Fast & Spurious?
Need for Speed is back after two years, and Ghost Games gave NFS a really good showing at E3, with trailers promising a Fast & Furious style plot and explosive action. Does the end product deliver?
Unfortunately, Payback’s story starts weakly, and never manages to recover. At the end of the day, it all boils down to a simple revenge storyline against a shadowy organization called ‘The House’, who are running a racket by fixing the winners on illegal street races to make a steady pile of cash.
After all, the house always wins, right? Your crew of Tyler, Mac & Jess vary from dislikable bro-talker to arrogant and aloof. None of them have any personal interest, and there’s also zero relationship value between the three of them (in fact, they start out after the prologue with a significant amount of distrust between them).
The story has some explosive moments, but almost all of them take place in cut-scenes, which is really frustrating that they couldn’t be converted to gameplay. Forza Horizon has made a name out of ludicrously silly challenges and massive jumps, whilst the series already has history when it comes to cop chases. It’s a real shame.
As a result, playing the game (in terms of the actual racing), feels very much like the last few Need for Speeds. There’s circuit, point-to-point and drift events set on roads across a large open world. Drifting is pretty easy, and there’s significant rubber-banding to make the races feel quite tight.
Where the game really succeeds in in the open world. It’s much, much bigger and more ambitious than previous games have aimed for, and more than rivals Forza Horizon in terms of the sheer amount of road that’s available to drive down. The bigger open world also sometimes brings with it the kind of jank that you’d expect from an open-world RPG. Sometimes NPC cars were glued to the road, or jerked back and forwards, or suddenly accelerated away at unrealistic speeds. Sometimes I had problems with textures or events loading in properly.
There’s also more variety in terms of the events and car types that you have to buy. Police chases are now normally in the ‘runner’ category, which gives you a stronger car with more might to bash the cops away (as weapons have once again been dropped). On top of that, there are ‘world’ events, like speed traps, speed zones and drift zones. In principle, this is fine, but they almost all need a specialized car, which means coming back to them later. There’s not the freedom that Forza Horizon offers.

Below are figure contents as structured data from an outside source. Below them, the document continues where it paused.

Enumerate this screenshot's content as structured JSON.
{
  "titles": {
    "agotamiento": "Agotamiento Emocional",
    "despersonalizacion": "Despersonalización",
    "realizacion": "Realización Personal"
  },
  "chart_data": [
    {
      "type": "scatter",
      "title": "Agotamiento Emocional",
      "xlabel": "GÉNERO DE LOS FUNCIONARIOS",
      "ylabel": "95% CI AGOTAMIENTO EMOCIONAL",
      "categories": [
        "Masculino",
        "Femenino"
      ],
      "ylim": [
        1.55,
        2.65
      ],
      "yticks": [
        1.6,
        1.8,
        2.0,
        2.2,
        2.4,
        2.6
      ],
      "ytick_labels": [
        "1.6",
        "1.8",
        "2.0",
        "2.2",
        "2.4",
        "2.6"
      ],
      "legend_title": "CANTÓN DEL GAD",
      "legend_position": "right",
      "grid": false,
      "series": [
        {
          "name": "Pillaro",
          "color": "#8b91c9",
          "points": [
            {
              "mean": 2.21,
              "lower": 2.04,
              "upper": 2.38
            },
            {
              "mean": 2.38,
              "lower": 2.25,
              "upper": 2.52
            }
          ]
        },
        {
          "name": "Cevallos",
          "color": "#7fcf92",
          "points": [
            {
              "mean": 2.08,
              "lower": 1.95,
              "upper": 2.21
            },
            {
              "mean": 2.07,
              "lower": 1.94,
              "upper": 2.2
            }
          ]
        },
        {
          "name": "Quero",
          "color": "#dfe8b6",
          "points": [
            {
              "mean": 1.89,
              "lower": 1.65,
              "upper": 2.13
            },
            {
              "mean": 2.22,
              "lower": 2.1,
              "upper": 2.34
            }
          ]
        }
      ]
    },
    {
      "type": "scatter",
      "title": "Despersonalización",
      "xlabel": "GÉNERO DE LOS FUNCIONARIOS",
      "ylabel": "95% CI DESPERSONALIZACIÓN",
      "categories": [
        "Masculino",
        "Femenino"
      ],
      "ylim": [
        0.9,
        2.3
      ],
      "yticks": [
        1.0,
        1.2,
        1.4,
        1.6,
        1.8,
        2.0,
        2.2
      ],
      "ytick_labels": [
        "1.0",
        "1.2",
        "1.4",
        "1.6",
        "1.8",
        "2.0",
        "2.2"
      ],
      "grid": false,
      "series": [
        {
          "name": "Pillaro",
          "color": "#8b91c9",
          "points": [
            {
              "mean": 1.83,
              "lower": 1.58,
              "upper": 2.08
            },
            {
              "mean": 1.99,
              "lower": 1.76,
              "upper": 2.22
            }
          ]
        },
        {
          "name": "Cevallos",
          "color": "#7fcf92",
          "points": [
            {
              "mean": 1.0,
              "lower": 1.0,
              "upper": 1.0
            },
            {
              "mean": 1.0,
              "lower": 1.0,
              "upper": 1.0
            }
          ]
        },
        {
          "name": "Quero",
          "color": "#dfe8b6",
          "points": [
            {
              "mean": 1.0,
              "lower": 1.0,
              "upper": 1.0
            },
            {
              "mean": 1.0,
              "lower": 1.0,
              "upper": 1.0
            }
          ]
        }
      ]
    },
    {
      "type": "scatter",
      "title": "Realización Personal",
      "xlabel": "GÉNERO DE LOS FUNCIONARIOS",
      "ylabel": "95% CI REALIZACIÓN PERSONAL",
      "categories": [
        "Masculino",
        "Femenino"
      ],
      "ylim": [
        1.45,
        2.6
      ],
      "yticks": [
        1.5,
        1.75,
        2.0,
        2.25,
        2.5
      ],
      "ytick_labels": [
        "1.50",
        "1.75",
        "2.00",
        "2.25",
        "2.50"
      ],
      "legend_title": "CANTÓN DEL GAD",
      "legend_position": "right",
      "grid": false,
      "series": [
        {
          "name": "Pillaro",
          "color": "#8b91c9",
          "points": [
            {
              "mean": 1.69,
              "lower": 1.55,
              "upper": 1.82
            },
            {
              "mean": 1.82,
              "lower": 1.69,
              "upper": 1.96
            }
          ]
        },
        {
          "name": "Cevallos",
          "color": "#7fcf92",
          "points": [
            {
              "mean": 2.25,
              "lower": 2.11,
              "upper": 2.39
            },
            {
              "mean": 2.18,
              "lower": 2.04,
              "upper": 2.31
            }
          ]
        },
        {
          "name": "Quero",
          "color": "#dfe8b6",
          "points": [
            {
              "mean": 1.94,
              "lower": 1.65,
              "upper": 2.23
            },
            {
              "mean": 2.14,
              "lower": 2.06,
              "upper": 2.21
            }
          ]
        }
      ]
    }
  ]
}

You also have to upgrade your car using grades of parts, which are unlocked either at the end of events, or by grinding, or by buying loot crates. The progression (now patched) is mostly fine, but the parts are all unbranded, the customization options are locked behind in-game achievements, and it feels like the tuner heart of the series has been ripped out to accommodate a money-making machine. It’s not a killer blow but it isn’t cool.